Mordechaj Anielewicz e outros jovens que organizaram o ato foram assassinados em batalha ou cometeram suicídio, reivindicando o que chamavam de “morte digna”. Poucos prisioneiros conseguiram fugir – e, os que sobreviveram, foram capturados e deportados para os campos de concentração de Lublin e Majdanek. A organização do Levante chegou ao conhecimento de muitos e, com isso, inspirou insurreições em outros locais – sendo, por isso, considerado o maior ato de resistência armada a enfrentar a opressão nazista.

Outros lugares de resistência

Rompendo com qualquer possibilidade de que os judeus caminharam passivamente para a morte, houve muitos outros ataques armados contra os nazistas em pelo menos 100. Ainda em 1943, judeus que viviam em Vilna, Bialystok e outras cidades também organizaram levantes, mesmo sabendo das poucas chances que teriam de sobreviver. Para além dos guetos, ocorreram ações contrárias ao poder nazista em alguns campos de extermínio, como Treblinka, Sobibor e Auschwitz.

Mas, tão importantes como esses que lutaram com armas, estão aqueles que se concentraram onde a maior parte da resistência foi possível. Por meio da fé e da esperança no futuro, muitos preservaram a vida comunitária e a história judaica, apesar dos esforços nazistas de extermínio desta população. Houve um processo de resistência na medida em que criaram entidades culturais judaicas que promoviam festas e rituais religiosos, se dedicando à manutenção da educação de forma clandestina, às produções culturais e artísticas, à publicação de boletins, à escrita de diários ou até mesmo a esconder registros e objetos que, hoje, são fontes históricas sobre o que foi o Holocausto.
Dentre os sobreviventes que integraram frentes de resistência, está Wanda Bandula, que viveu no Gueto de Varsóvia e viu de perto o Levante acontecer.

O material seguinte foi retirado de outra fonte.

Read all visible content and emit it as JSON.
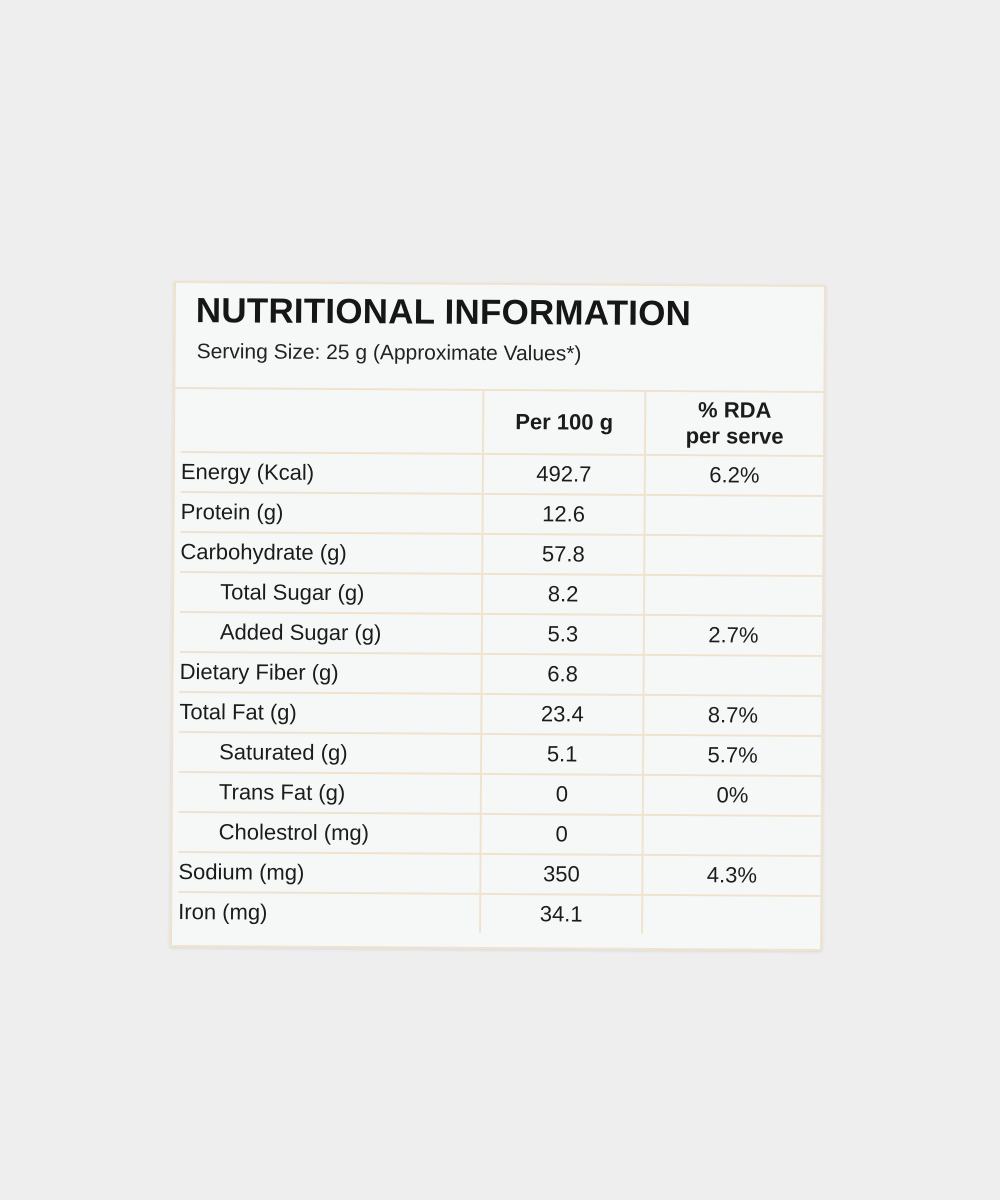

Wanda Rokman Bandula (Felícia Rokman) na adolescência. Fonte: Acervo do Museu do Holocausto de Curitiba.

Nascida em 1912, na cidade de Turek, na Polônia, como Felícia Rokman, Wanda mudou o nome para não ser facilmente identificada como judia pelos nazistas. Casou-se em 1937 com Pavel Mainemer. Sua família tinha uma fábrica de tecelagem e, por isso, ela pôde desfrutar de uma boa situação econômica – que tornou possível seu ingresso no ensino superior. Quando os nazistas invadiram a Polônia, a indústria familiar foi destruída e todos foram realocados no Gueto de Varsóvia. Wanda perdeu toda a sua família e seu marido assim que chegaram ao gueto, mas teve sua vida poupada por sua formação como dentista, podendo exercer sua profissão no local. Neste período, conheceu Mordechaj Anielewicz e passou a atuar com outros jovens na resistência, contrabandeando comida para dentro do gueto.

Como tinha acesso a um consultório, conseguiu pegar uma latinha de medicamentos, esvaziou seu conteúdo e, junto com os demais, levava diariamente o objeto para frestas ou buracos nos muros do gueto para que um ajudante de fora enchesse de manteiga. Essa ação certamente amenizou, mesmo que pontualmente, a fome de muitas pessoas que viviam em situações degradantes. Como forma de preservar a memória dessas ações, Wanda guardou consigo a latinha até o fim de sua vida. Hoje, temos a possibilidade de conhecer sua história e preservar este objeto tão simbólico em exposição fixa no Museu do Holocausto de Curitiba.

Após a derrota do Levante do Gueto de Varsóvia, Wanda fugiu por um buraco por baixo do muro que cercava o gueto e, posteriormente, recebeu ajuda de uma senhora. No entanto, foi capturada novamente e passou pelos campos de concentração de Ravensbrück, Flossenbürg e Berlin-Spandau – mas, sobreviveu. Refez sua vida após o fim da Segunda Guerra Mundial no Brasil, onde construiu uma família, um legado. Wanda Bandula, assim como os demais sobreviventes do Holocausto, é a prova de que sobreviver já foi, em si, uma forma de resistir.